Back in the early 2000s, I remember watching a commercial for the US Navy which began with the actor Keith David saying “If someone wrote a book about your life, would anyone want to read it?” While I have dear friends who chose to enter the military as part of their life story, it was not something I felt was for me. Still, the question stuck with me enough that I remember that commercial some two decades later. The question, like all great questions, was bigger than its context: I have returned to this question in different ways, and at different times of my life, and found different answers.
When I first asked myself this question of would anyone want to read the book of my life, I suppose the book looked very much like a future plan. It was full of aspirations, hopes. I thought I would travel the world, become a professor, and in the evenings do gigs with a jazz band. These details didn’t matter much though; what did matter was that everyone would think the protagonist – me – was interesting, and fun, and capable. I styled myself as a goofy, laid-back, intelligent guy. I had the right answers at school, was the youngest kid in bible study, and always had some off-the-wall way to get into trouble with my friends. Quirky, fun, thoughtful; someone you would see in commercials about having an interesting life. Exactly what I wanted to do, and why, and through what means were still distant, disquieting clouds on the horizon of my springtime youth.
What sort of person did you want to be as a teenager? If a teenage you was a character in a book, what sort of character would you be?
In my early twenties, I became ambitious. Here the book of my life began to look something like a manifesto, something like a book of poetry. Revolutionaries are birthed from the broken places of this world. I found my revolution in the poetry slams and open mics of cold nights in Spokane burrito bars. The young are often foolish enough to think they can change the world, and so it is the often young who do. I was young, foolish, but unlucky; I did not change the world. Perhaps the scar of this failure is the last rite of passage into adulthood for most of us. I was preoccupied most with theodicy, as my best friend at the time was grieving the loss of his roommate, who died of cancer. The roommate died well, loving God to the very end, and I have no doubt we shall see him again in Christ. But my friend lost his faith, his hope, his own fire to change the world. I didn’t understand how something like that could happen, how suffering could pull someone away from God, instead of drawing them closer to the divine. People are more complicated than the stories of my youth: people could fail, and rise, and fail again a hundred times in their life, and come to peace with the failing.

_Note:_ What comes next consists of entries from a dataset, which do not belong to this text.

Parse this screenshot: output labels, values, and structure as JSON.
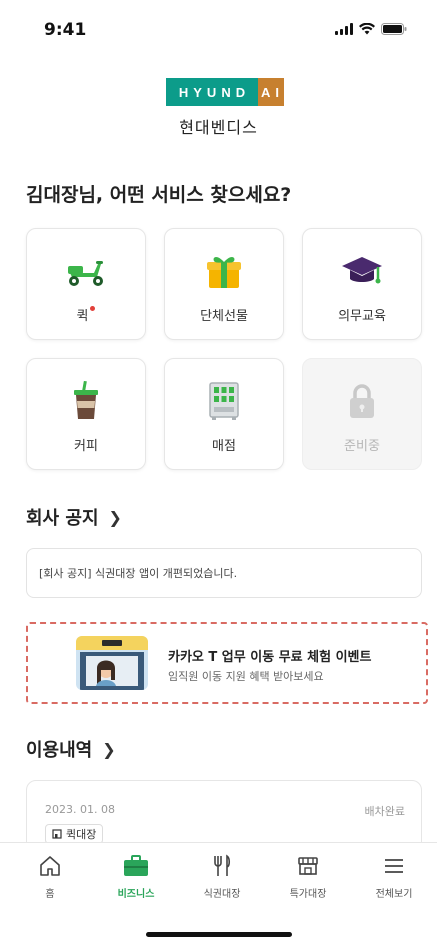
{
  "status_bar": {
    "time": "9:41"
  },
  "logo": {
    "brand_left": "HYUND",
    "brand_right": "AI",
    "subtitle": "현대벤디스"
  },
  "greeting": "김대장님, 어떤 서비스 찾으세요?",
  "services": [
    {
      "label": "퀵",
      "icon": "scooter-icon",
      "new_dot": true
    },
    {
      "label": "단체선물",
      "icon": "gift-icon"
    },
    {
      "label": "의무교육",
      "icon": "graduation-cap-icon"
    },
    {
      "label": "커피",
      "icon": "coffee-cup-icon"
    },
    {
      "label": "매점",
      "icon": "vending-machine-icon"
    },
    {
      "label": "준비중",
      "icon": "lock-icon",
      "disabled": true
    }
  ],
  "notice_section": {
    "title": "회사 공지",
    "item": "[회사 공지] 식권대장 앱이 개편되었습니다."
  },
  "banner": {
    "title": "카카오 T 업무 이동 무료 체험 이벤트",
    "subtitle": "임직원 이동 지원 혜택 받아보세요"
  },
  "history_section": {
    "title": "이용내역",
    "items": [
      {
        "date": "2023. 01. 08",
        "status": "배차완료",
        "tag": "퀵대장"
      }
    ]
  },
  "tabs": [
    {
      "label": "홈",
      "icon": "home-icon"
    },
    {
      "label": "비즈니스",
      "icon": "briefcase-icon",
      "active": true
    },
    {
      "label": "식권대장",
      "icon": "utensils-icon"
    },
    {
      "label": "특가대장",
      "icon": "store-icon"
    },
    {
      "label": "전체보기",
      "icon": "menu-icon"
    }
  ],
  "colors": {
    "accent_green": "#2aa55a",
    "logo_teal": "#0c9c8a",
    "logo_gold": "#c7802f",
    "banner_border": "#d96b63",
    "new_dot": "#e2403a"
  }
}
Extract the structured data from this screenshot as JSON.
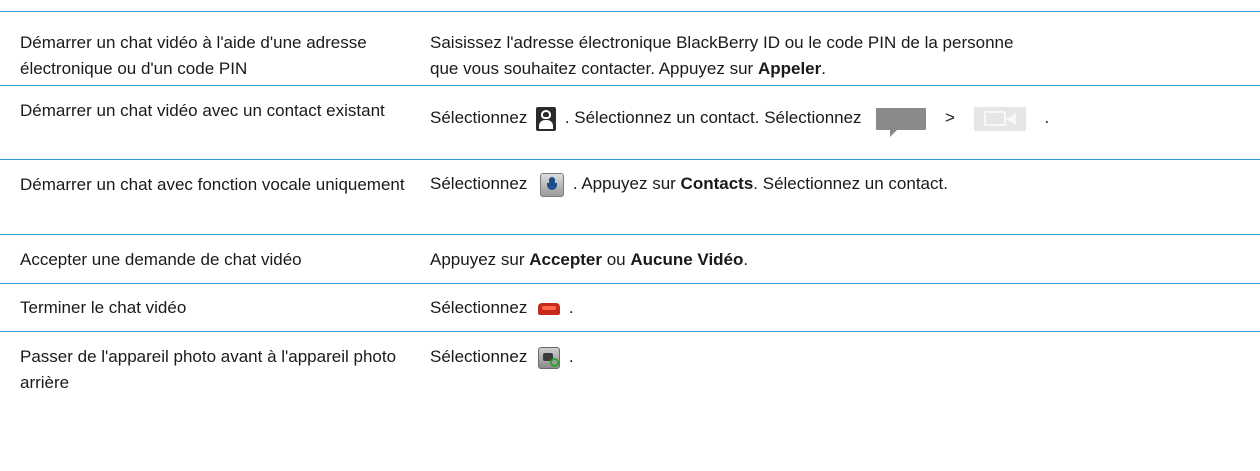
{
  "rows": [
    {
      "action": "Démarrer un chat vidéo à l'aide d'une adresse électronique ou d'un code PIN",
      "desc_line1": "Saisissez l'adresse électronique BlackBerry ID ou le code PIN de la personne",
      "desc_line2_pre": "que vous souhaitez contacter. Appuyez sur ",
      "desc_line2_bold": "Appeler",
      "desc_line2_post": "."
    },
    {
      "action": "Démarrer un chat vidéo avec un contact existant",
      "select1": "Sélectionnez",
      "mid": ". Sélectionnez un contact. Sélectionnez",
      "gt": ">",
      "end": ".",
      "icons": [
        "contacts-icon",
        "chat-bubble-icon",
        "video-camera-icon"
      ]
    },
    {
      "action": "Démarrer un chat avec fonction vocale uniquement",
      "select1": "Sélectionnez",
      "mid": ". Appuyez sur ",
      "bold": "Contacts",
      "post": ". Sélectionnez un contact.",
      "icons": [
        "microphone-icon"
      ]
    },
    {
      "action": "Accepter une demande de chat vidéo",
      "pre": "Appuyez sur ",
      "bold1": "Accepter",
      "mid": " ou ",
      "bold2": "Aucune Vidéo",
      "post": "."
    },
    {
      "action": "Terminer le chat vidéo",
      "select1": "Sélectionnez",
      "end": ".",
      "icons": [
        "hang-up-icon"
      ]
    },
    {
      "action": "Passer de l'appareil photo avant à l'appareil photo arrière",
      "select1": "Sélectionnez",
      "end": ".",
      "icons": [
        "switch-camera-icon"
      ]
    }
  ],
  "colors": {
    "divider": "#2f9bd6",
    "text": "#1a1a1a",
    "hangup": "#c42b1c",
    "mic": "#1c4f8a"
  }
}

What were your hopes, dreams, and ambitions as a young adult? Where did you succeed, where did you fail? How did those successes and failures shape you?
It was only as an adult that I began wondering the very first question most book authors ask: what kind of book will this be? It is the first question someone will ask about a new book, before the plot or characters or even why they should like it. Who we are, what opportunities we have, and what we have done with those opportunities are all things largely beyond our control; what is within our control is our interpretation, our “spin” on the facts. Certainly, a good book, like our lives, will contain elements of every genre, but what was the main point of that story? The genre of my youth was perhaps pulp drama, and as a young adult I perhaps at times lifted to the region of an adventure story. But now I recognize that my desire is for my life to be a romance, and particularly a romance with God. What joy it is to love Christ, with the frank yet complicated love which misses moments, grows frustrated, exhausts itself in trying to (pointlessly) prove myself right, and finally falls asleep with the simple profundity of “I love you, Lord” on my lips!
And still, it seems the older I get, the more the question turns from “would anyone want to read the story of my life?” to “if they did read the story, what feeling would they be left with?” I have by this point in my life read many books. Some I close unfinished out of boredom, some I close on the last page and laugh at the petty but pleasant use of my time, some have made me feel a part of something bigger, and some books I have closed the back cover and tossed in disgust across the room. But the ones that stuck with me, the ones that really mattered, had some scent of the divine about them. I finish books like that and am full to near bursting with joy, contentment, and above all a love that we live in a world where I can read the lives and dreams of my fellows. We are in a vast cosmos of stories, with myths written into our stars, and God using the coarse desert sand to tell of numbers of His people. In a word, the best books tell us something about God. We have the choice to strive in making our stories written in such a mode. All we have to do is pray, and find ourselves in conversation with the maker of all stories, who promises such a tale to each and every person who follows Him.